Model validation using time-series expression profiles
To validate proteome allocation predictions, we computed the time-lagged cross-correlation between simulated and measured time-course proteome profiles. Lagged cross-correlation measures the similarity between two time-series where one lags the other, and has been particularly useful for analyzing time-course expression profiles. For example, it was used to study regulatory interactions of galactose metabolism in E. coli [39]. To compute lagged cross-correlation we used the R function ccf [40].
We obtained microarray hybridization intensity values over time points from Beg et al. [9]. We log2-transformed these values for further analysis. The log2-transformed measurements were compared against simulated protein mass fractions. We define mass fraction in two ways. First, for the ME model without protein inertia constraints, the protein mass fraction \(f_{j} = v^{\text {trsl}}_{j} w_{j}/\sum _{j\in Prot}\left (v^{\text {trsl}} w_{j}\right)\), where \(v_{j}^{\text {trsl}}\) is the translation rate of protein j, wj is its molecular weight, and Prot is the set of all proteins in the ME model. Second, for the ME model with protein inertia constraints, the mass fraction \(f_{j} = p_{j} w_{j} / \sum _{j\in {Prot}} (p_{j} w_{j})\), where pj is the enzyme concentration, which is a variable in this modified ME model.

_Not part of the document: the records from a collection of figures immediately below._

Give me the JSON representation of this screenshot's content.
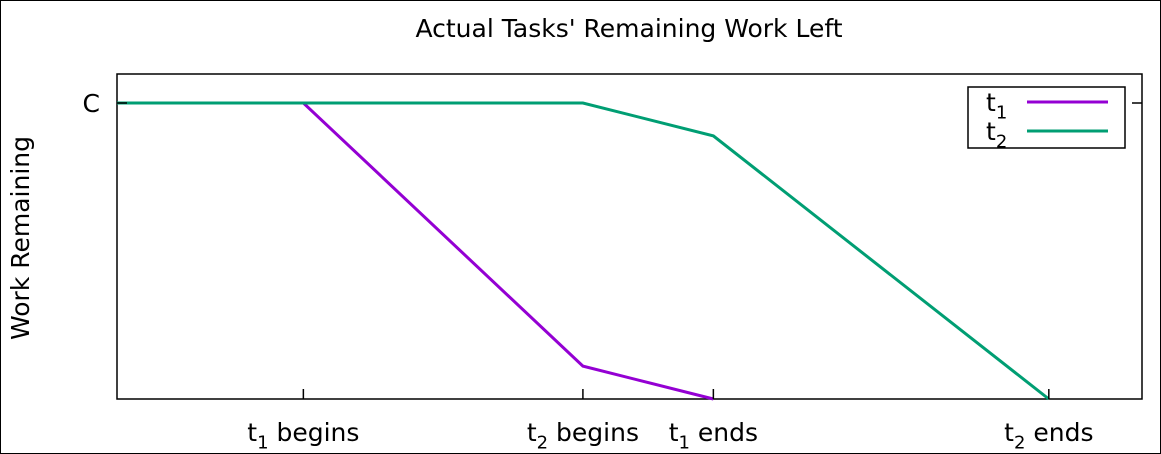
{
  "chart_data": {
    "type": "line",
    "title": "Actual Tasks' Remaining Work Left",
    "xlabel": "",
    "ylabel": "Work Remaining",
    "xlim": [
      0,
      11
    ],
    "ylim": [
      0,
      1
    ],
    "grid": false,
    "legend_position": "top-right",
    "x_ticks": [
      {
        "x": 2,
        "main": "t",
        "sub": "1",
        "rest": " begins"
      },
      {
        "x": 5,
        "main": "t",
        "sub": "2",
        "rest": " begins"
      },
      {
        "x": 6.4,
        "main": "t",
        "sub": "1",
        "rest": " ends"
      },
      {
        "x": 10,
        "main": "t",
        "sub": "2",
        "rest": " ends"
      }
    ],
    "y_ticks": [
      {
        "y": 0.9,
        "label": "C"
      }
    ],
    "series": [
      {
        "key": "t1",
        "main": "t",
        "sub": "1",
        "color": "#9400d3",
        "points": [
          [
            0,
            0.9
          ],
          [
            2,
            0.9
          ],
          [
            5,
            0.1
          ],
          [
            6.4,
            0
          ]
        ]
      },
      {
        "key": "t2",
        "main": "t",
        "sub": "2",
        "color": "#009e73",
        "points": [
          [
            0,
            0.9
          ],
          [
            5,
            0.9
          ],
          [
            6.4,
            0.8
          ],
          [
            10,
            0
          ]
        ]
      }
    ]
  }
}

We first made the time intervals consistent between the measured and simulated expression profiles. To do so, we determined the smallest time interval used (i.e., measured or simulated) for the two profiles and linearly interpolated each profile separately using this time interval. In this study, the time interval was 0.1 h.
To determine the lagged cross-correlation for the entire simulated proteome, we iterated through each lag value, ranging from −1.7 to 1.7 h, and chose the lag corresponding to the highest median cross-correlation across all proteins.